教師の言葉に顔を見合わせる生徒達だったが、意を決した一人の女子生徒が手を上げる。
「ハル先生、本当に廃校になるんですか……?」
「残念ながら事実だ、国立音ノ木坂学院高校は三年後に廃校となる」
ハル先生と呼ばれた教師の言葉にやっぱりやどうしようもないのかと言った声を生徒達が上げる。
その様子を見てため息をついた久遠は教師を見つめ、口を開く。
「ハル先生、大事なことははっきりと口にした方がいい。
「あ?お前らなら気づくだろ」
「だとしても、朝の集会で精神を揺さぶられた状態だ、普段通りの洞察力を発揮するのは難しい。
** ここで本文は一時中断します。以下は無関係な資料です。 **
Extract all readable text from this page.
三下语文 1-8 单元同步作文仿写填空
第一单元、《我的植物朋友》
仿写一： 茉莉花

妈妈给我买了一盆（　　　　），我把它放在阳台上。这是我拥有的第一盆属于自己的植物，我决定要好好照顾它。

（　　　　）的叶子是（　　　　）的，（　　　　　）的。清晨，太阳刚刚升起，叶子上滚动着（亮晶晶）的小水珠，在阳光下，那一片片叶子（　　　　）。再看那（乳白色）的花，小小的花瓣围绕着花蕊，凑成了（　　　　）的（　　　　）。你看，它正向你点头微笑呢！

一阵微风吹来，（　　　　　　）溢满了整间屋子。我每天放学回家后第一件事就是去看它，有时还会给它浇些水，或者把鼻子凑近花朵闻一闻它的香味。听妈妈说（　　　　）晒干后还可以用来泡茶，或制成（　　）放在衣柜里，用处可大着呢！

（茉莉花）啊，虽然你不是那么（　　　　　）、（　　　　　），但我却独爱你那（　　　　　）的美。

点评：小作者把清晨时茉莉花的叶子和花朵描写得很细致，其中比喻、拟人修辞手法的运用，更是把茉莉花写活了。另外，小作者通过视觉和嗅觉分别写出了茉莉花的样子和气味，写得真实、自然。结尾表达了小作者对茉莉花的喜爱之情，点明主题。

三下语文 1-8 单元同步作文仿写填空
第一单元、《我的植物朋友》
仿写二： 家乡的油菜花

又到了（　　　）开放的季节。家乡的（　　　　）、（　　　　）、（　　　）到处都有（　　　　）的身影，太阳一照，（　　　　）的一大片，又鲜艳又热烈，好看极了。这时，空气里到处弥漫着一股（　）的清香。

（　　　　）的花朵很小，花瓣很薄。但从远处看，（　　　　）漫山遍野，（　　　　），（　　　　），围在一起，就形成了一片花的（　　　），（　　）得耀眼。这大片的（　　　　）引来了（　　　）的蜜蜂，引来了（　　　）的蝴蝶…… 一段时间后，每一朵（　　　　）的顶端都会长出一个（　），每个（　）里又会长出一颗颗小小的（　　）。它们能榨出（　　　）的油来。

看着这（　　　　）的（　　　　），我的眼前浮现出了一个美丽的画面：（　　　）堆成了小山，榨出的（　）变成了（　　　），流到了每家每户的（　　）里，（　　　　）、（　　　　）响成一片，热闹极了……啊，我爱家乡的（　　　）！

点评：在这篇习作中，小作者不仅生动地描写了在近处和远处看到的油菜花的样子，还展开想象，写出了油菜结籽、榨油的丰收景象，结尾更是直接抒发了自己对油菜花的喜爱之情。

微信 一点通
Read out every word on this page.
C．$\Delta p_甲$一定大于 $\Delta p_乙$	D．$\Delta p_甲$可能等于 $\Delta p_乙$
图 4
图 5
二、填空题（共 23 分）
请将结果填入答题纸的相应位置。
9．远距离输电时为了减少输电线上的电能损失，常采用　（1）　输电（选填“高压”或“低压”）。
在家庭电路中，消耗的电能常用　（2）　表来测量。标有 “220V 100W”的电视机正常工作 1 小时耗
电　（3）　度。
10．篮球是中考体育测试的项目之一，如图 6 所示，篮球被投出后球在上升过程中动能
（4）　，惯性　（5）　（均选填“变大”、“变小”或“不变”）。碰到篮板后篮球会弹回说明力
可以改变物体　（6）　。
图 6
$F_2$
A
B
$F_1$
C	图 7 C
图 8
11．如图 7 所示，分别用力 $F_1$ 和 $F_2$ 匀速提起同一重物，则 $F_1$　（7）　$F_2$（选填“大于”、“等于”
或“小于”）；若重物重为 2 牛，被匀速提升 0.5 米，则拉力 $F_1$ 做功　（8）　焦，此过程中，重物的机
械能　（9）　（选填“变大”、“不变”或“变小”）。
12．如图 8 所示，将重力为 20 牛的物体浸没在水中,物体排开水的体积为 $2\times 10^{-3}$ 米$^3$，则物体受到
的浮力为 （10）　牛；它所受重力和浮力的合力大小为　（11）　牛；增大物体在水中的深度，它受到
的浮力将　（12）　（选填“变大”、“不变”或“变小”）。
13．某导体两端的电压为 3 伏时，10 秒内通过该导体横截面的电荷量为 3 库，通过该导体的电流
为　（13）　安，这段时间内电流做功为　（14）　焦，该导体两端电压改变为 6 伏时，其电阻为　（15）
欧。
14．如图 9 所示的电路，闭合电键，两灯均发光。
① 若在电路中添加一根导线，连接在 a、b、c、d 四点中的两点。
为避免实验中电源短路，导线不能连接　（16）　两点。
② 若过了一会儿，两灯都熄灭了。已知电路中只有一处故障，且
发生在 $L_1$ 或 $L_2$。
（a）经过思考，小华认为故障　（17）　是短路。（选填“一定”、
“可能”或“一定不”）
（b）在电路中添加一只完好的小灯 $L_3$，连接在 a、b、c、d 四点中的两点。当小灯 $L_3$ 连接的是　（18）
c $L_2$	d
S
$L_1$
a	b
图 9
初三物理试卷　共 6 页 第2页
俺だって冷静になる時間が足りなければ言葉通りに受け取っていた」
「あー、そうだな、悪かった」
素直に頭を下げるハル、それを見て生徒達はいやいやいやと反応を示す。
――新居晴輝先生、普段はハル先生と呼ばれる彼は、現代文の担当教員だ。普段はぶっきらぼうな言葉のせいか、勘違いされやすいが、生徒の事を第一に考え、自らに責があると感じると謝ることが出来る、現代では珍しいタイプの教師だ。故に、生徒からの信頼も厚い。今回のケースはその一例となるだろう。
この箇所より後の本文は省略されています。